Já na entrada, foi difícil entrar com o carrinho e Pai quase teve a ''incrível'' ideia de passá-lo por cima das pessoas para pegarmos do outro lado, mas, graças a Deus e ao garoto estranho que estava na minha frente, conseguimos entrar de forma convencional.

Assim que passamos pela entrada e os caixas, assentimos uns para os outros e procuramos pela placa que condizia com as seções da nossa função. Encontrei ''Material de Higiene'' no terceiro corredor e a preguiça de ir até lá deu lugar a adrenalina e confusão de se estar no meio de tantas pessoas.

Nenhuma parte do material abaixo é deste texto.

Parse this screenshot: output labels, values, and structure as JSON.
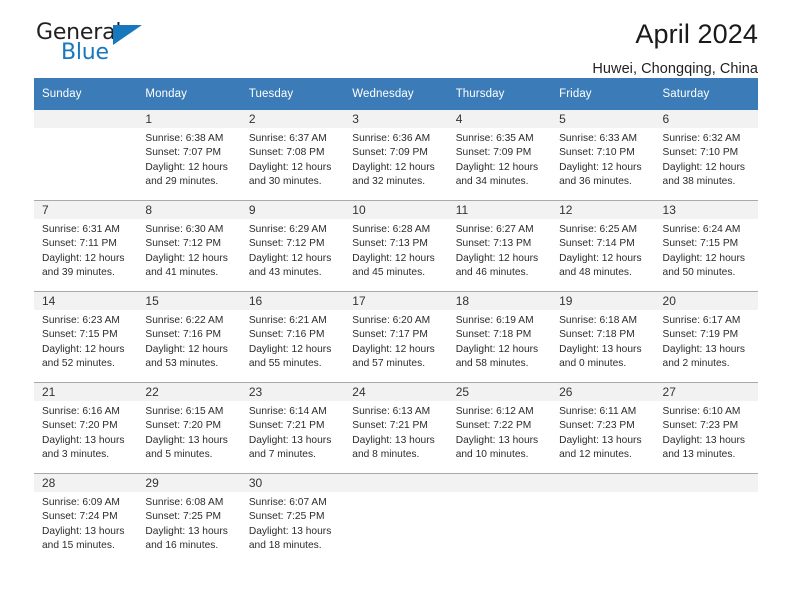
{
  "brand": {
    "logo_text_primary": "General",
    "logo_text_secondary": "Blue",
    "logo_icon": "triangle-flag-icon",
    "accent_color": "#1878be"
  },
  "header": {
    "title": "April 2024",
    "subtitle": "Huwei, Chongqing, China"
  },
  "calendar": {
    "header_bg_color": "#3B7CB8",
    "daynum_band_color": "#F2F2F2",
    "weekday_headers": [
      "Sunday",
      "Monday",
      "Tuesday",
      "Wednesday",
      "Thursday",
      "Friday",
      "Saturday"
    ],
    "weeks": [
      [
        {
          "day": "",
          "lines": []
        },
        {
          "day": "1",
          "lines": [
            "Sunrise: 6:38 AM",
            "Sunset: 7:07 PM",
            "Daylight: 12 hours",
            "and 29 minutes."
          ]
        },
        {
          "day": "2",
          "lines": [
            "Sunrise: 6:37 AM",
            "Sunset: 7:08 PM",
            "Daylight: 12 hours",
            "and 30 minutes."
          ]
        },
        {
          "day": "3",
          "lines": [
            "Sunrise: 6:36 AM",
            "Sunset: 7:09 PM",
            "Daylight: 12 hours",
            "and 32 minutes."
          ]
        },
        {
          "day": "4",
          "lines": [
            "Sunrise: 6:35 AM",
            "Sunset: 7:09 PM",
            "Daylight: 12 hours",
            "and 34 minutes."
          ]
        },
        {
          "day": "5",
          "lines": [
            "Sunrise: 6:33 AM",
            "Sunset: 7:10 PM",
            "Daylight: 12 hours",
            "and 36 minutes."
          ]
        },
        {
          "day": "6",
          "lines": [
            "Sunrise: 6:32 AM",
            "Sunset: 7:10 PM",
            "Daylight: 12 hours",
            "and 38 minutes."
          ]
        }
      ],
      [
        {
          "day": "7",
          "lines": [
            "Sunrise: 6:31 AM",
            "Sunset: 7:11 PM",
            "Daylight: 12 hours",
            "and 39 minutes."
          ]
        },
        {
          "day": "8",
          "lines": [
            "Sunrise: 6:30 AM",
            "Sunset: 7:12 PM",
            "Daylight: 12 hours",
            "and 41 minutes."
          ]
        },
        {
          "day": "9",
          "lines": [
            "Sunrise: 6:29 AM",
            "Sunset: 7:12 PM",
            "Daylight: 12 hours",
            "and 43 minutes."
          ]
        },
        {
          "day": "10",
          "lines": [
            "Sunrise: 6:28 AM",
            "Sunset: 7:13 PM",
            "Daylight: 12 hours",
            "and 45 minutes."
          ]
        },
        {
          "day": "11",
          "lines": [
            "Sunrise: 6:27 AM",
            "Sunset: 7:13 PM",
            "Daylight: 12 hours",
            "and 46 minutes."
          ]
        },
        {
          "day": "12",
          "lines": [
            "Sunrise: 6:25 AM",
            "Sunset: 7:14 PM",
            "Daylight: 12 hours",
            "and 48 minutes."
          ]
        },
        {
          "day": "13",
          "lines": [
            "Sunrise: 6:24 AM",
            "Sunset: 7:15 PM",
            "Daylight: 12 hours",
            "and 50 minutes."
          ]
        }
      ],
      [
        {
          "day": "14",
          "lines": [
            "Sunrise: 6:23 AM",
            "Sunset: 7:15 PM",
            "Daylight: 12 hours",
            "and 52 minutes."
          ]
        },
        {
          "day": "15",
          "lines": [
            "Sunrise: 6:22 AM",
            "Sunset: 7:16 PM",
            "Daylight: 12 hours",
            "and 53 minutes."
          ]
        },
        {
          "day": "16",
          "lines": [
            "Sunrise: 6:21 AM",
            "Sunset: 7:16 PM",
            "Daylight: 12 hours",
            "and 55 minutes."
          ]
        },
        {
          "day": "17",
          "lines": [
            "Sunrise: 6:20 AM",
            "Sunset: 7:17 PM",
            "Daylight: 12 hours",
            "and 57 minutes."
          ]
        },
        {
          "day": "18",
          "lines": [
            "Sunrise: 6:19 AM",
            "Sunset: 7:18 PM",
            "Daylight: 12 hours",
            "and 58 minutes."
          ]
        },
        {
          "day": "19",
          "lines": [
            "Sunrise: 6:18 AM",
            "Sunset: 7:18 PM",
            "Daylight: 13 hours",
            "and 0 minutes."
          ]
        },
        {
          "day": "20",
          "lines": [
            "Sunrise: 6:17 AM",
            "Sunset: 7:19 PM",
            "Daylight: 13 hours",
            "and 2 minutes."
          ]
        }
      ],
      [
        {
          "day": "21",
          "lines": [
            "Sunrise: 6:16 AM",
            "Sunset: 7:20 PM",
            "Daylight: 13 hours",
            "and 3 minutes."
          ]
        },
        {
          "day": "22",
          "lines": [
            "Sunrise: 6:15 AM",
            "Sunset: 7:20 PM",
            "Daylight: 13 hours",
            "and 5 minutes."
          ]
        },
        {
          "day": "23",
          "lines": [
            "Sunrise: 6:14 AM",
            "Sunset: 7:21 PM",
            "Daylight: 13 hours",
            "and 7 minutes."
          ]
        },
        {
          "day": "24",
          "lines": [
            "Sunrise: 6:13 AM",
            "Sunset: 7:21 PM",
            "Daylight: 13 hours",
            "and 8 minutes."
          ]
        },
        {
          "day": "25",
          "lines": [
            "Sunrise: 6:12 AM",
            "Sunset: 7:22 PM",
            "Daylight: 13 hours",
            "and 10 minutes."
          ]
        },
        {
          "day": "26",
          "lines": [
            "Sunrise: 6:11 AM",
            "Sunset: 7:23 PM",
            "Daylight: 13 hours",
            "and 12 minutes."
          ]
        },
        {
          "day": "27",
          "lines": [
            "Sunrise: 6:10 AM",
            "Sunset: 7:23 PM",
            "Daylight: 13 hours",
            "and 13 minutes."
          ]
        }
      ],
      [
        {
          "day": "28",
          "lines": [
            "Sunrise: 6:09 AM",
            "Sunset: 7:24 PM",
            "Daylight: 13 hours",
            "and 15 minutes."
          ]
        },
        {
          "day": "29",
          "lines": [
            "Sunrise: 6:08 AM",
            "Sunset: 7:25 PM",
            "Daylight: 13 hours",
            "and 16 minutes."
          ]
        },
        {
          "day": "30",
          "lines": [
            "Sunrise: 6:07 AM",
            "Sunset: 7:25 PM",
            "Daylight: 13 hours",
            "and 18 minutes."
          ]
        },
        {
          "day": "",
          "lines": []
        },
        {
          "day": "",
          "lines": []
        },
        {
          "day": "",
          "lines": []
        },
        {
          "day": "",
          "lines": []
        }
      ]
    ]
  }
}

Eu devia pegar dez sabonetes, quatro pastas de dente, quatro desodorantes, fio dental, enxaguante bucal, shampoo, condicionador, cotonete e papel higiênico. Quando estou quase chegando à seção, ouço a voz estridente da minha mãe gritando:

- Não esquece os absorventes da Eduarda!

E todo o mercado ouviu. Pelo menos, metade não prestou atenção e ninguém nos conhece. Se conhecesse, eu teria vergonha por Eduarda. Mesmo que não haja um real motivo para isso, eu teria.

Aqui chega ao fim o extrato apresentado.